Capítulo 171
LA PAVOROSA THEOPOEA
Sabemos que desde remotísimas épocas la temible y pavorosa ciencia llamada theopoea enseñó a infundir temporánea vida inteligente en las imágenes de los dioses, cuya inerte materia vivificaba la poderosa voluntad del hierofante. El fuego robado del cielo por Prometeo cayó en la tierra durante la lucha para abarcar las regiones inferiores del firmamento y condensarse en las oleadas del éter cósmico. Era el potencial akâsha de los ritos induístas. Al respirar aire puro, se esponja en este fuego celeste todo nuestro organismo, que de él está saturado desde el instante de nuestro nacimiento, aunque sólo cabe actualizarlo por influjo de la VOLUNTAD y del ESPÍRITU.

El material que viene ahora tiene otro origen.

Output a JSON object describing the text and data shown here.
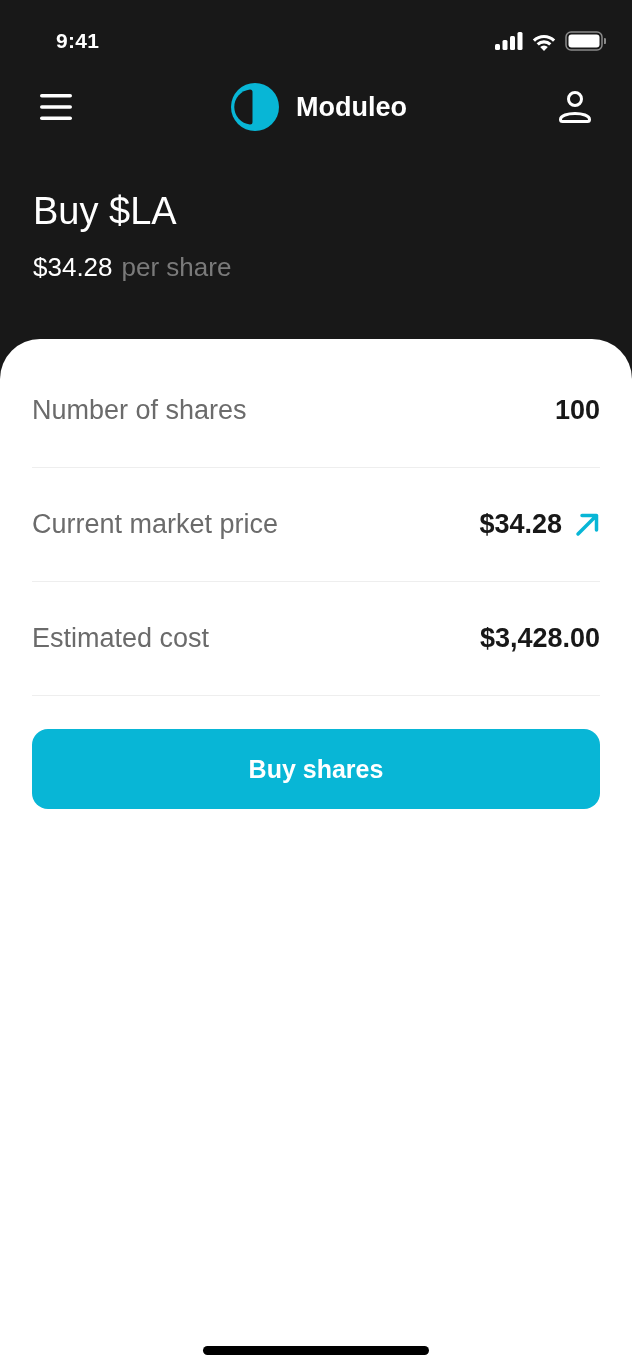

Por espontáneo impulso, este fuego o principio vital obedece ciegamente las leyes de la Naturaleza, y según las circunstancias, engendra salud y exuberancia de vida o determina la muerte y disgregación. Pero cuando está dirigido por la voluntad del adepto, la obedece para restablecer el equilibrio del organismo, y sus corrientes llenan el espacio y operan los milagros psíquico-físicos perfectamente conocidos de los hipnitizadores. Infundido el principio akásico en la materia inorgánica, le da apariencias de vida, y por lo tanto de movimiento; pero como le falta inteligencia personal, el operador puede transmitirle su propio cuerpo astral (scin-lecca) o bien prevalecerse de su influencia en los espíritus de la Naturaleza para que uno de ellos se infunda en la imagen de mármol, madera o metal. También puede valerse de espíritus elementarios por la identificación que entre estas entidades y las elementales establece la afinidad psíquica; pero estos seres (92) inferiores sólo son capaces de dar apariencias de vida y movimiento a los objetos inanimados y no de infundir en ellos su esencia pasional cuando es de índole armónica y elevada el propósito del operador, quien entonces envía su influencia como rayo de luz divina, a través de las entidades interventoras. La condición necesaria para ello, según ley de la naturaleza espiritual, es la sinceridad del motivo, la pureza de la atmósfera magnética circundante y la pureza personal del operador. De este modo, un “milagro” pagano puede ser mucho más santo que otro cristiano.
Cuantos han presenciado los fenómenos de los fakires indos no dudan de que la theopoea se conoció ya en antiguos tiempos. Un escéptico tan empedernido como Jacolliot, que no desaprovecha ocasión de atribuir estos fenómenos a tretas de prestidigitadores, no puede menos de atestiguar los hechos (93), diciendo a propósito del fakir Chibh-Chondor de Jaffnapatnam:
No me atrevo a describir todas las suertes que hizo. Hay cosas que uno no se atreve a referir aun después de presenciarlas, por recelo de que le tilden de iluso. Sin embargo, diez y hasta veinte veces he visto y vuelto a ver cómo producía el fakir los mismos efectos en la materia inerte. Era para nuestro hechicero juego de chiquillos, que la luz de una vela colocada en un rincón de la estancia palideciese o se apagase a su albedrío; mover los muebles y aun el mismo sofá en que estábamos sentados; abrir y cerrar repetidas veces las puertas, y todo esto sin moverse de la esterilla sobre que se sentaba en el suelo.
Tal vez diga alguien que padecí ilusión. Es posible. Pero centenares y miles de personas vieron y ven lo que yo, y aun todavía más sorprendentes fenómenos. No obstante, ¿ha descubierto alguien el secreto ni logrado reproducirlos? Nunca me cansaré de repetir que esto no ocurría en el escenario de un teatro con tramoyas dispuestas para el servicio del operador, sino que un mendigo acurrucado en el suelo se burla de vuestra razón, de vuestros sentidos y de las que llamamos leyes inmutables de la Naturaleza que, según parece, domina a su antojo.
¿Altera el fakir estas leyes? No. Según dicen los creyentes, las actualiza mediante fuerzas que todavía no conocemos. Sea como fuere, asistí en persona a veinte sesiones de esta índole en compañía de profesores, médicos y oficiales del ejército, y todos convinieron en que los fenómenos eran abrumadores para la inteligencia humana. Cada vez que presencié el experimento de sumir a las serpientes en catalepsia de modo que parecían secas ramas de árbol, se convirtió mi pensamiento a la narración bíblica que atribuye a Moisés y a los magos de Faraón los mismos poderes (94).
Seguramente que los músculos del hombre, del cuadrúpedo y del ave son tan susceptibles del magnético principio vital como la inerte mesa del médium moderno. O ambos fenómenos se han de admitir como verdaderamente posibles, o entrambos deben desecharse junto con los milagros de los tiempos apostólicos y los más recientes de la Roma pontificia.